The second major covenant scene comes from the hand of P in ch.17. God appears once more and renews his covenant with Abraham. This time there are no colourful ceremonies, nor is there any dialogue between God and Abraham. God speaks solemnly as El Shaddai, the God of majesty, and echoes in v.6 the theme of blessing from Gen 1:
I will make you a father of many nations. I will make you very fruitful; I will bring nations out of you, and kings shall descend from you. I will establish my covenant between you and me and your descendants after you for all generations as an everlasting covenant to be your God and the God of your descendants after you. (Gen 17:5-7)
God’s words stress that the covenant will last through the times of the kings and never leave Israel. This, too, is the view of P, who wrote with a long view of history. Living in the time of exile, P offers the reassurance that the covenant remains in effect despite changing fortunes and even loss of the land. The author goes on in the rest of ch.17 to explain how the rite of circumcision will be a sign of the covenant.
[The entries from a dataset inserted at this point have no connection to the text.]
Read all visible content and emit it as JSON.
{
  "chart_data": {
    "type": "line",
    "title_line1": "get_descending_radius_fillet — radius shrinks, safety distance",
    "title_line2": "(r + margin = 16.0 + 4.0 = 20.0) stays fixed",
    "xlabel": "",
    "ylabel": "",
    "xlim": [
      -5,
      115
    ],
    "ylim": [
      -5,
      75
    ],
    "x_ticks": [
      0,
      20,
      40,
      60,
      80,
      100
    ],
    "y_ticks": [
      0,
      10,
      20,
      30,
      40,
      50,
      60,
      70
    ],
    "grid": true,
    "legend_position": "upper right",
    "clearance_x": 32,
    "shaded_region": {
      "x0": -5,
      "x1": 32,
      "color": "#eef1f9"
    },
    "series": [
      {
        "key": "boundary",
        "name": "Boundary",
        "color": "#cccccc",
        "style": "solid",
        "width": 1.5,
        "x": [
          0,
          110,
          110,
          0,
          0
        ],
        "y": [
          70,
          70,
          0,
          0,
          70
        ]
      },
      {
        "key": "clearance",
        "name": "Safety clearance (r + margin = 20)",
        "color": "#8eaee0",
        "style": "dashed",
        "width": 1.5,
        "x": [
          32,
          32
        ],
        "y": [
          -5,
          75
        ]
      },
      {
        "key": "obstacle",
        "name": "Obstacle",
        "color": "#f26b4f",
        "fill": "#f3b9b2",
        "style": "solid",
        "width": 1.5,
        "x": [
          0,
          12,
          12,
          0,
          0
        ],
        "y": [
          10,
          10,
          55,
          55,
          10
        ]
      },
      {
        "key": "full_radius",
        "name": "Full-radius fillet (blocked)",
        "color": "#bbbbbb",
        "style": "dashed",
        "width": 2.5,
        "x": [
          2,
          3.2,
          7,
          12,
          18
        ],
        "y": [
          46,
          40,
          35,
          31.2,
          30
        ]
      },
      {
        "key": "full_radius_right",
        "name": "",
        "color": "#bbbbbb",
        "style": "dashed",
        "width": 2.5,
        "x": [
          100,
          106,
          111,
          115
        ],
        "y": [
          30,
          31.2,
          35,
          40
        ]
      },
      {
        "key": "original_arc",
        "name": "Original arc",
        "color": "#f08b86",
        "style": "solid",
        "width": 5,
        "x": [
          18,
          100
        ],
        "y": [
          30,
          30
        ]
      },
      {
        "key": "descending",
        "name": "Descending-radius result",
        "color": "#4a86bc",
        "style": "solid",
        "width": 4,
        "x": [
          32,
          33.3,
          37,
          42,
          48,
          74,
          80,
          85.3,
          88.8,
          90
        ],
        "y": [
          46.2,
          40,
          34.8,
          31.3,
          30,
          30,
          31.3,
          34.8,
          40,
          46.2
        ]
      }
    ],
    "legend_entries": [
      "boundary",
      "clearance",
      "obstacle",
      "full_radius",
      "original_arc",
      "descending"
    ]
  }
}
P is thus able to present a way of keeping the covenant that does not require an independent state to live in or even temple buildings to worship in. We know that the practice of circumcision was very important to Judaism after the Babylonian exile of the 6th cent. as a sign of membership in the community. P in this chapter manages to bring together the promise and covenant themes from a later perspective than J but one which stresses the same message: what God did for Abraham was only a foretaste of what he would do even more completely later.